La santé physique et mentale des jeunes s’est détériorée depuis l’avènement des smartphones et des réseaux sociaux (Abi-Jaoude et al., 2020 ; Haidt, 2024 ; Nakshine et al., 2022 ; Xiao et al., 2025). L’usage des « médias d’écran de divertissement »² chez les adolescents américains, déjà de 6,40 heures par jour en 2015, est passé à 8,39 heures par jour en 2022 (Sense, 2022). L’omniprésence des plateformes en ligne offre « un moyen de communication vaste et instantané, permettant à l’information et aux tendances de se diffuser rapidement auprès de millions d’utilisateurs dans le monde » (pp. 4–5) (Gualtieri et al., 2024). Il convient également de noter que les diverses formes de communication électronique sont en grande partie non régulées, permettant aux idées, images, blogs, influenceurs, pornographie, idéologies, peurs, hostilités, discours catastrophistes et théories du complot de circuler librement, au même niveau que le journalisme traditionnel et la recherche académique, tous deux régis de longue date par des standards professionnels. Sans régulation et sans frein juridique, les concepteurs de plateformes de smartphones exploitent les faiblesses du cerveau humain – encore plus vulnérable à l’adolescence – pour rendre les smartphones hautement addictifs et maintenir les enfants et adolescents captivés par leurs écrans (Chen, Hedman et al., 2023). Les pressions de comparaison sociale associées aux réseaux sociaux sont particulièrement difficiles pour les adolescentes (Choukas-Bradley et al., 2022 ; Wells et al., 2021). Même pour les enfants vivant dans des environnements réputés « sûrs », l’exposition en ligne à du contenu inadapté à leur développement ajoute à leur score ACE et accroît le risque de résultats de santé négatifs dans une large gamme de domaines.
Pris ensemble, ces facteurs – vulnérabilités développementales à l’adolescence, rôle des ACEs sur la santé et les résultats développementaux dans de multiples domaines, caractère non régulé d’Internet, quête continue d’identité et d’appartenance chez les adolescents, et augmentation de la dépression et de l’anxiété chez les jeunes en général – soulèvent la question de savoir si ces facteurs sont liés à la croissance rapide et inexpliquée de la dysphorie de genre dans cette cohorte, en particulier chez les filles (Cosentino et al., 1993 ; Kozlowska et al., 2020, 2024 ; Littman, 2018 ; Nadrowski, 2024 ; Rogers et al., 2022). On pourrait supposer que ceux qui cherchent à soutenir ou à travailler avec des enfants atteints de dysphorie de genre encourageraient la recherche biopsychosociale et un dialogue académique accru concernant ces facteurs interconnectés. Malheureusement, cependant, une telle recherche a généralement été dénoncée par les partisans du GAT comme transphobe, et les chercheurs audacieux ont été la cible d’un barrage de plaintes. Certaines revues rejettent systématiquement des études ou articles qui ne soutiennent pas un récit pro-GAT (Sapir, 2025). De nombreux témoignages de chercheurs sont disponibles en ligne, ainsi que divers rapports journalistiques (Bailey, 2024 ; Bailey, 2023 ; Baxendale, 2024 ; Clinical Advisory Network on Sex & Gender, 2024 ; Retraction Watch, 2020 ; Sapir & Wright, 2023 ; Singal, 2020). Quelques chercheurs ont publié des réflexions dans la littérature académique (Gribble, 2025 ; Littman, 2018). Ces témoignages ne représentent que la partie émergée de l’iceberg : la plupart des chercheurs dénoncés souffrent en silence.

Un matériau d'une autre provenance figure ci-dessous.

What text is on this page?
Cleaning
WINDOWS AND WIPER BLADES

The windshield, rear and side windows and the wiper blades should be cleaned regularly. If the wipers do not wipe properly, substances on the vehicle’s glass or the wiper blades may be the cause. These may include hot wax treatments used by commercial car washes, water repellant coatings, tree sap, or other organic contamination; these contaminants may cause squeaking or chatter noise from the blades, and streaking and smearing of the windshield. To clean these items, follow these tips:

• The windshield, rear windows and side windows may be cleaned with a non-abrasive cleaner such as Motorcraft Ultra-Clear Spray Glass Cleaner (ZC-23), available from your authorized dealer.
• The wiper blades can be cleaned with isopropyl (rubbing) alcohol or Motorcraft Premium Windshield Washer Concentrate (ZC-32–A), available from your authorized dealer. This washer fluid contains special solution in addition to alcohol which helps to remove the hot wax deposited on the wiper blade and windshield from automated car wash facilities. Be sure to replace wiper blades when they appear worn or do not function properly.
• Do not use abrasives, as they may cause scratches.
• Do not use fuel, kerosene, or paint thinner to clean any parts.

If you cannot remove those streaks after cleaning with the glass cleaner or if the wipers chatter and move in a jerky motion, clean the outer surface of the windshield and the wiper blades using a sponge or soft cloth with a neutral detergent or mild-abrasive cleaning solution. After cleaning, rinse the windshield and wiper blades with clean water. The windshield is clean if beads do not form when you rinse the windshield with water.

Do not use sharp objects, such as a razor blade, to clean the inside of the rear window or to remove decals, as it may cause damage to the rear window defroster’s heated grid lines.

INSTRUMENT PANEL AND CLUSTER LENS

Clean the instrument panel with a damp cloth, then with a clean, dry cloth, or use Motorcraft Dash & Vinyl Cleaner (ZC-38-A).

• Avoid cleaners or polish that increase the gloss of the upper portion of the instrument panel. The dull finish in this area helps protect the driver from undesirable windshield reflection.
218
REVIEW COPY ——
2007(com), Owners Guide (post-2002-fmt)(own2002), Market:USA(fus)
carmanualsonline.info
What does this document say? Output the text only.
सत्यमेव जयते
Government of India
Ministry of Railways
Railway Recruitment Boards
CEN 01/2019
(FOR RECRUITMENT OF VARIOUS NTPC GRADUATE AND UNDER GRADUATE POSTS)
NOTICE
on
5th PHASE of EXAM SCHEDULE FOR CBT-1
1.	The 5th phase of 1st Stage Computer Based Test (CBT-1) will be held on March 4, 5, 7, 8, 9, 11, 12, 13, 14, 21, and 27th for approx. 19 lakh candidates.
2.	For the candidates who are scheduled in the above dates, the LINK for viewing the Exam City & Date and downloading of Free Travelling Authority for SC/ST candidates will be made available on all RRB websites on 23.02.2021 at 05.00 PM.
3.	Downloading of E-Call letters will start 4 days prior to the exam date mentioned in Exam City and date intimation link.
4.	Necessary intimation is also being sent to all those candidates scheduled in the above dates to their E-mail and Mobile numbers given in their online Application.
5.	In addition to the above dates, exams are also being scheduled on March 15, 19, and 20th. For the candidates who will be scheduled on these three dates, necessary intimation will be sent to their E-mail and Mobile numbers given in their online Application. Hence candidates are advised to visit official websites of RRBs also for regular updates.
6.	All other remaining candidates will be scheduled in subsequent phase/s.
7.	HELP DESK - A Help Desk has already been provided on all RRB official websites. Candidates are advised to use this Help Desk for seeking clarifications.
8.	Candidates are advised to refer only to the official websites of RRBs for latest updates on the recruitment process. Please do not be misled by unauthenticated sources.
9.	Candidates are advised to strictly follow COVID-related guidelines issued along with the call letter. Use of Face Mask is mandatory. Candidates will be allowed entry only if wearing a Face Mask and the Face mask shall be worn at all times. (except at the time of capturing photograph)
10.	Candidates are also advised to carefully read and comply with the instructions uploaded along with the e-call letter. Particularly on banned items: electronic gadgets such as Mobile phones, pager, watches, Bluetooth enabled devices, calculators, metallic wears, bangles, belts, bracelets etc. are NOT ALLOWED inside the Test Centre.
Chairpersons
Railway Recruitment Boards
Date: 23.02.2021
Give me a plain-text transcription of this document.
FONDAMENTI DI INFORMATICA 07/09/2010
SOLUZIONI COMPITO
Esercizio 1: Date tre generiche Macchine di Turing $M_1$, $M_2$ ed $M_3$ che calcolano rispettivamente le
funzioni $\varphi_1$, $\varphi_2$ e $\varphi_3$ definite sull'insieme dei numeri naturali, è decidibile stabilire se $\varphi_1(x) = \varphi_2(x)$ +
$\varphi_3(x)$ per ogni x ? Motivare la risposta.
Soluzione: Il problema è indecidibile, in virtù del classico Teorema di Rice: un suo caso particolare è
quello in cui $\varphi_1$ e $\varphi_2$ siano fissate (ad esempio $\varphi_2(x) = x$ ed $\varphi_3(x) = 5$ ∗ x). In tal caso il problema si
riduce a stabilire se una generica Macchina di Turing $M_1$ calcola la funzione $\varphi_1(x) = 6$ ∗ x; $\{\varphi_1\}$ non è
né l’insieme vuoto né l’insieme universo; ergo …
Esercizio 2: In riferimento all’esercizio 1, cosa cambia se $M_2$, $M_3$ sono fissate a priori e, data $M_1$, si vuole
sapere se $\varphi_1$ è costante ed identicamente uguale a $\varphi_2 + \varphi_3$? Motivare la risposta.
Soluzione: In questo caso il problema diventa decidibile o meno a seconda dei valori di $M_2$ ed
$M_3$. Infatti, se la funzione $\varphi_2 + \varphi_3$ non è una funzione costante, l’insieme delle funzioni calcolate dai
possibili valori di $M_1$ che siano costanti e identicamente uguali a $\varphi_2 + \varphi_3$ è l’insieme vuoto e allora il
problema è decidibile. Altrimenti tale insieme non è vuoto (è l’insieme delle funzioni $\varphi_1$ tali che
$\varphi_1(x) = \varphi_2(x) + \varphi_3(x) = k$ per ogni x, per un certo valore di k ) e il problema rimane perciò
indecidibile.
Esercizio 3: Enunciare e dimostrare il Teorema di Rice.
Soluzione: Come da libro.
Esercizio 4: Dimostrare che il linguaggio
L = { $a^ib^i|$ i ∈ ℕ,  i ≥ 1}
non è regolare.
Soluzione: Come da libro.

La réticence à maintenir une perspective de recherche large – qui inclurait la possibilité de poser une gamme diversifiée de questions de recherche – se reflète dans un rapport de 2022, Setting a Research Agenda in Trans Health (Veale et al., 2022). Ce qui frappe dans ce programme, c’est l’absence de toute prise en compte de contributeurs biologiques possibles à la dysphorie de genre (Stevenson et al., 2023) ou de déterminants sociaux qui ne correspondent pas au récit de l’affirmation de genre. Sont absentes toute référence à d’éventuels troubles concomitants de santé mentale (y compris l’autisme, fréquent parmi ceux qui cherchent un GAT) ; aux histoires individuelles qui pourraient inclure des maltraitances (y compris des abus sexuels), des dysfonctionnements familiaux, une exposition à la pornographie ou une homophobie intériorisée (voir dernière section) ; au rôle potentiel des réseaux sociaux et de la contagion sociale ; et aux phénomènes complexes associés à la détransition. Ne pas traiter ces questions par une recherche plus poussée a cependant limité les informations dont disposent les enfants, les familles et les cliniciens pour décider (ou non) d’un GAT. Cet échec de recherche limite également les informations disponibles concernant les résultats et les défis post-GAT, qu’ils soient physiques/médicaux, sexuels, psychologiques ou sociaux. Deux exemples de tels problèmes sont présentés ci-dessous.
Suicide : une question sans réponse
Le récit entourant le GAT et le suicide a été problématique. Les cliniciens et les organisations de défense trans soutenant le GAT, et même des revues réputées, ont avancé deux affirmations principales : les jeunes souffrant de dysphorie de genre courent un risque très élevé de suicide, et le GAT réduit ce risque. Ce qui suscite une inquiétude particulière est le langage sensationnaliste dans lequel ces affirmations sont formulées.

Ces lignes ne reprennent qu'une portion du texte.